Abstract

Standard plucking of fresh tea leaves is one of the major factors in determining tea quality, apart from processing conditions. Tea quality is a function of metabolite content and declines with leaf maturity. In this work, we studied the metabolic consequences of leaf maturity on tea leaf quality by metabolite profiling. Significant variation in metabolite levels was observed during tea leaf maturation. The concentration of catechin, epicatechin gallate, epigallocatechin gallate and total catechins decreased with leaf maturity while epicatechin and epigallocatechin showed reverse trend. A concentration dependent increase with leaf maturity was noted for cell wall-bound phenolics, which was predominated by gallic acid followed by trans p-coumaric acid. The relative abundance of monoterpenoids declined with leaf age while fatty acid derivative volatiles showed inverse trend. Activities of shikimate dehydrogenase and phenylalanine ammonia-lyase also decreased with leaf age.
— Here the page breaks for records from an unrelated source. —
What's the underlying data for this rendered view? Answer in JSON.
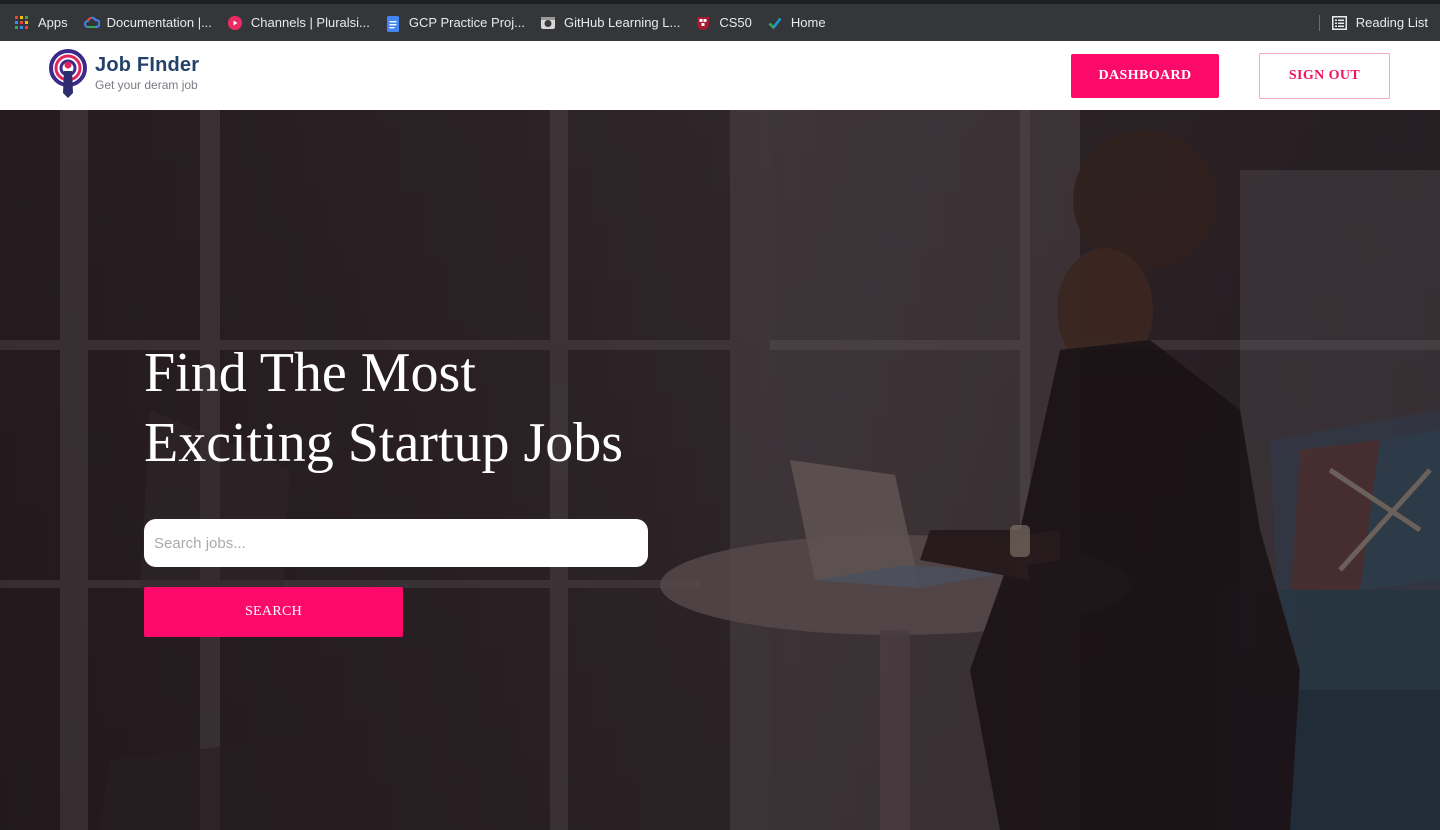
{
  "bookmarks": {
    "items": [
      {
        "label": "Apps",
        "icon": "apps-grid-icon"
      },
      {
        "label": "Documentation  |...",
        "icon": "cloud-icon"
      },
      {
        "label": "Channels | Pluralsi...",
        "icon": "pluralsight-icon"
      },
      {
        "label": "GCP Practice Proj...",
        "icon": "docs-icon"
      },
      {
        "label": "GitHub Learning L...",
        "icon": "github-icon"
      },
      {
        "label": "CS50",
        "icon": "harvard-icon"
      },
      {
        "label": "Home",
        "icon": "check-icon"
      }
    ],
    "reading_list": "Reading List"
  },
  "navbar": {
    "logo_title": "Job FInder",
    "logo_tagline": "Get your deram job",
    "dashboard_label": "DASHBOARD",
    "signout_label": "SIGN OUT"
  },
  "hero": {
    "title_line1": "Find The Most",
    "title_line2": "Exciting Startup Jobs",
    "search_placeholder": "Search jobs...",
    "search_button": "SEARCH"
  },
  "colors": {
    "accent": "#fb0a6a",
    "brand_blue": "#24416b",
    "bookmark_bar": "#35363a"
  }
}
The transcript levels of flavone-3-hydroxylase and anthocyanidin synthase showed a significant positive correlation with total catechins content. Interestingly, accumulation of total catechin showed significant negative correlation with total fatty acid derivative volatiles, total wall-bound phenolics, chlorophyll and volatile benzenoids during leaf development. This suggests a possible alteration of carbon pool in tea leaf during maturation. We hypothesize that the declination of flavan-3-ols biosynthesis in mature leaves might lead to a shifting of carbon flow in the direction of linked metabolic pathway related to chlorophyll, wall-bound phenolics, benzenoids and fatty acids biosynthesis.